Catching up with the rest of the world after Sun’s summer holiday, I see a posting from James McGovern mentioning ‘Identity-Based Encryption’. I can totally see the utility of IBE in the context of, say, corporate email: there is a mechanism for Alice to easily tranforming an arbitrary string (say, Bob’s email address) to a public key and use the latter to encrypt a message for Bob. At this point, Bob needn’t have a private key at all. On receiving the message, Bob can go to the Private Key Generator (PKG), the equivalent of a certificate authority, I guess, prove that he ‘owns’ the email address in question and obtain a private key. (I haven’t read up on this in the necessary detail to discover whether there is an implicit key escrow here - presumably the key issuer could generate Bob’s private key for itself, if it really wanted to?).

Thinking aloud on the application to identity in the sense of SSO, federation and such… As far as I can see, the ‘Identity’ in IBE’s name could just as well be ‘arbitrary string’, but in an email context, the use of an email address (one possible identifier) has obvious benefits. For authentication, though, I’m not so sure. I can’t see strong non-repudiation here, since the PKG can always mint a private key for any given public key.

Still, there might be applications for encrypting attributes in a loosely-coupled authentication domain. At the request of the principal, an identity provider could encrypt attributes to be sent to a given relying party without a prior relationship with that relying party, using, say, a URL as public key. If that URL located an appropriate web service, the relying party could automatically request a private key from the PKG, which would send the private key to that web service, using message and/or transport encryption for privacy. Interesting…

Twitter Facebook LinkedIn

Comments

James

July 13, 2006 at 07:03 AM

IBE is equally useful for replacing ssl client certificates. Most folks are limiting the IBE discussion to just email at thier own loss. Would love to know if Sun could provide leadership in this space…

Superpat

July 13, 2006 at 09:20 AM

Yes - I can see the utility in SSL too... I'll pass this on to some of our security folks, see what they say.

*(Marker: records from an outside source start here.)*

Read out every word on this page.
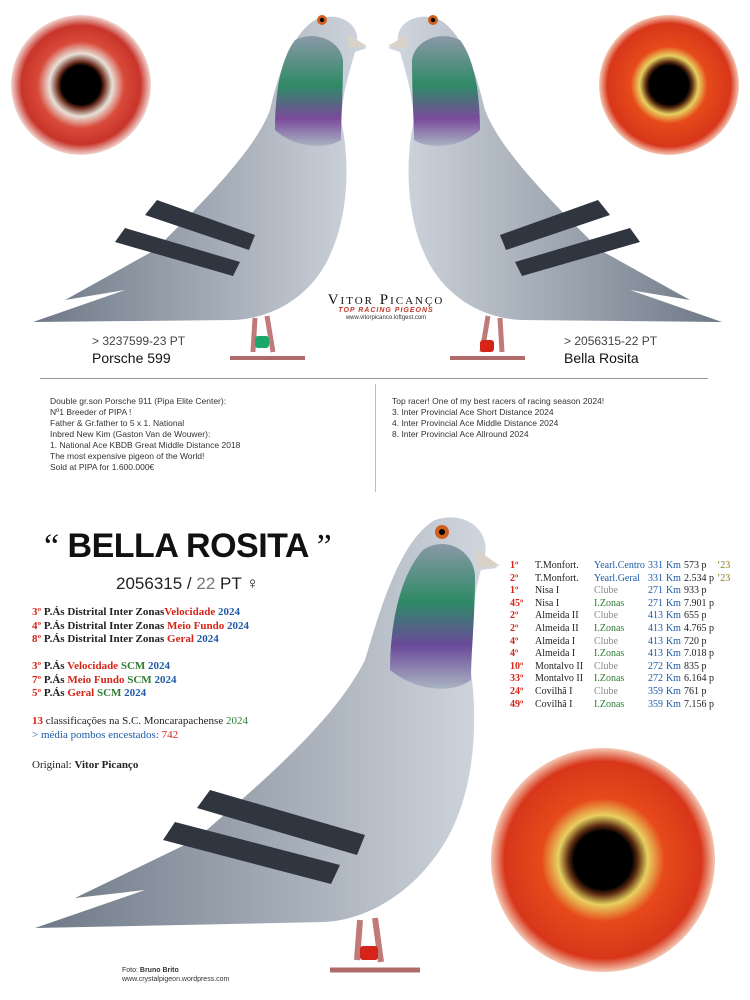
Vitor Picanço
TOP RACING PIGEONS
www.vitorpicanco.loftgest.com
> 3237599-23 PT
Porsche 599
> 2056315-22 PT
Bella Rosita
Double gr.son Porsche 911 (Pipa Elite Center):
Nº1 Breeder of PIPA !
Father & Gr.father to 5 x 1. National
Inbred New Kim (Gaston Van de Wouwer):
1. National Ace KBDB Great Middle Distance 2018
The most expensive pigeon of the World!
Sold at PIPA for 1.600.000€
Top racer! One of my best racers of racing season 2024!
3. Inter Provincial Ace Short Distance 2024
4. Inter Provincial Ace Middle Distance 2024
8. Inter Provincial Ace Allround 2024
“ BELLA ROSITA ”
2056315 / 22 PT ♀
3º P.Ás Distrital Inter ZonasVelocidade 2024
4º P.Ás Distrital Inter Zonas Meio Fundo 2024
8º P.Ás Distrital Inter Zonas Geral 2024
3º P.Ás Velocidade SCM 2024
7º P.Ás Meio Fundo SCM 2024
5º P.Ás Geral SCM 2024
13 classificações na S.C. Moncarapachense 2024
> média pombos encestados: 742
Original: Vitor Picanço
1º	T.Monfort.	Yearl.Centro	331	Km	573 p	‘23
2º	T.Monfort.	Yearl.Geral	331	Km	2.534 p	’23
1º	Nisa I	Clube	271	Km	933 p	
45º	Nisa I	I.Zonas	271	Km	7.901 p	
2º	Almeida II	Clube	413	Km	655 p	
2º	Almeida II	I.Zonas	413	Km	4.765 p	
4º	Almeida I	Clube	413	Km	720 p	
4º	Almeida I	I.Zonas	413	Km	7.018 p	
10º	Montalvo II	Clube	272	Km	835 p	
33º	Montalvo II	I.Zonas	272	Km	6.164 p	
24º	Covilhã I	Clube	359	Km	761 p	
49º	Covilhã I	I.Zonas	359	Km	7.156 p	
Foto: Bruno Brito
www.crystalpigeon.wordpress.com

It's certainly an attractive approach. Of course, it would take some time for this to percolate through the industry, the standardization process and become interoperable, but we've had some experience of that already with elliptic curve.

Superpat

July 13, 2006 at 09:47 PM

The Identity-Based Encryption conversation continues.

July 14, 2006 at 10:26 PM

I am director in India NCR (delhi) ABES and chanced to see this. Sun should go to my play-limited IBE instead. It already is software and will eliminate piracy! you got Diffie so he should see.

richard long

October 24, 2007 at 07:48 AM

In 2002, an inventor, Patrick Zuili is the first one to have beeb able to integrate the biometric identity into IBE Identity-Based Encryption.
This an extremely interesting advantage and very valuable aspect of this patent.

United States Patent 7,083,090
Zuili August 1, 2006
19. The method of claim 18, wherein the biometric input is a fingerprint.

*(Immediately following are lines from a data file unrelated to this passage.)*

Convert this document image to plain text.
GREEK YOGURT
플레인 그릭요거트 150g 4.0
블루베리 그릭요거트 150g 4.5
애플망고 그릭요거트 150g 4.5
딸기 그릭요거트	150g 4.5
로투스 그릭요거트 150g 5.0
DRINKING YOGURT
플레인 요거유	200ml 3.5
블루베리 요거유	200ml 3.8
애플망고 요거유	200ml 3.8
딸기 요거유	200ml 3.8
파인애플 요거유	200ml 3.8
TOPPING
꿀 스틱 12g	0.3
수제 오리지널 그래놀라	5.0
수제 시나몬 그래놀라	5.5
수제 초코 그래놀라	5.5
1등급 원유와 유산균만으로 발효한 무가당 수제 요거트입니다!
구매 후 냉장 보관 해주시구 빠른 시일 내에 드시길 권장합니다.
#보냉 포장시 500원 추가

20. The method of claim 1, wherein information exchange subsequent to the transaction request are encrypted.

21. The method of claim 20, wherein the encryption is based on public-key cryptography.

22. The method of claim 20, wherein the encryption is based on identity-based encryption (IBE) cryptography.

Rudy

January 14, 2008 at 05:33 AM

With ibc their is a identity which could be anything from a email to a fingerprint and a shared secret (secure random number). The main advantage of IBC of PKI is that you don't need a internet connection to check or generate the certificate. And you don't need a CA so you don't have a scalability problem anymore. You can generate them yourself. But shared secrets aren't safe!?! With IBC they are because this number is only used to generate the certificate so nobody else who don't know this number can generate the same private key. So the secret is never send across the internet. The only hard part of IBC is that for every connection a certificate is generated so it is very intensive to use IBC on large scale services.